Which leaves us with what? A couple of other half-decent songs that include the very syncopated “Me and Bobby McGee,” on which Kenny proves he has just as much soul as the click track. And the lumbering “Ruby Mountain,” which walks on the choruses but just kinda lies there while Kenny sings the verses. And the very mellow but still kinda “up” “Always Leaving, Always Gone,” which either works on the basis of its Band-like horn section or founders on account of it (I change my mind every time I hear the damn song). And a couple more songs I skip past on sheer reflex.

Is Anthology a mixed bag? For sure. That said, if you’re a fan of “The Gambler” and have all of his Muppet Show appearances carefully archived on DVD and never pass up on an opportunity to dine at one of his chain chicken restaurants (you have to go to Asia nowadays but it’s worth the trip!) you’ll almost certainly consider this compilation an aces-high full-house you’d have to be crazy not to hold onto.
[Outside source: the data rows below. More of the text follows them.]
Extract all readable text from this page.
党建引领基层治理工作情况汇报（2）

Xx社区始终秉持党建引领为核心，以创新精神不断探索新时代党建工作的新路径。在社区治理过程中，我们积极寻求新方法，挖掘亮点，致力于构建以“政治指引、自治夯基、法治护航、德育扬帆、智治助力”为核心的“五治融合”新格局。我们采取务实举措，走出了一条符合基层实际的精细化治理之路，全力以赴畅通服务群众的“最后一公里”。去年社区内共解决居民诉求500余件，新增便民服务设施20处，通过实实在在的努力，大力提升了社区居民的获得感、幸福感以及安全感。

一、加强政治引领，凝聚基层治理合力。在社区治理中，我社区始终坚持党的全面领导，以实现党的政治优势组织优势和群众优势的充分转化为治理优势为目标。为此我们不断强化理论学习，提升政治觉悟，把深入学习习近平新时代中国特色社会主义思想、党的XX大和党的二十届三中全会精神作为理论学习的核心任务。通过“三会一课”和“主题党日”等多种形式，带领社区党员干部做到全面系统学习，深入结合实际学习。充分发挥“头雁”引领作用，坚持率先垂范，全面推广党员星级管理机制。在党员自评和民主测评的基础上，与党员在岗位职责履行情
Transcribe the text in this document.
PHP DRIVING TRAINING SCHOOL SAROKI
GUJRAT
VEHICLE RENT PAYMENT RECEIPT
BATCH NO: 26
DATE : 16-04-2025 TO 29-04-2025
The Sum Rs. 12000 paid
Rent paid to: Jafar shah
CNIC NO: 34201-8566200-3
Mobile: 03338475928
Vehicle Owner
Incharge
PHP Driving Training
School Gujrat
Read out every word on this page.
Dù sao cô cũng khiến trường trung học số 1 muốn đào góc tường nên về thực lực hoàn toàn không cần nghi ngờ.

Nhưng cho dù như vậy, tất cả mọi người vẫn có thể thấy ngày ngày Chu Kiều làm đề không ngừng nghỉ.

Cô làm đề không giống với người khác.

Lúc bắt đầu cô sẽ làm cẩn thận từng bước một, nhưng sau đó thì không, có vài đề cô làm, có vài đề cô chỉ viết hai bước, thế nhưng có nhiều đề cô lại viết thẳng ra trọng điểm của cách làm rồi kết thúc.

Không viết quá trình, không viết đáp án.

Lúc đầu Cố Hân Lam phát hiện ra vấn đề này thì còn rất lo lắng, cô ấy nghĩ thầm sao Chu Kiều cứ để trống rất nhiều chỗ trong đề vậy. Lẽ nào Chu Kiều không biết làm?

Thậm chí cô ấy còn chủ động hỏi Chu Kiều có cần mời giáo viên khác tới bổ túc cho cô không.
But–and this is important–this comp also has lots to offer to people who think “Lady” is the worst song they’ve ever heard and would sooner drown themselves in their bathtubs than listen to Kenny’s duets with Dottie West, Dolly Parton, Kim Carnes, Lynda Carter, Sheena Easton, and Ethiopia’s beloved emperor Haile Selassie, the last of which you’ve probably never heard because it only got airplay on Addis Ababa Top 40. Say what you will about The Gambler, he’ll sing a duet with anybody. Including Charles Manson I suspect, if Charlie had only thought to ask.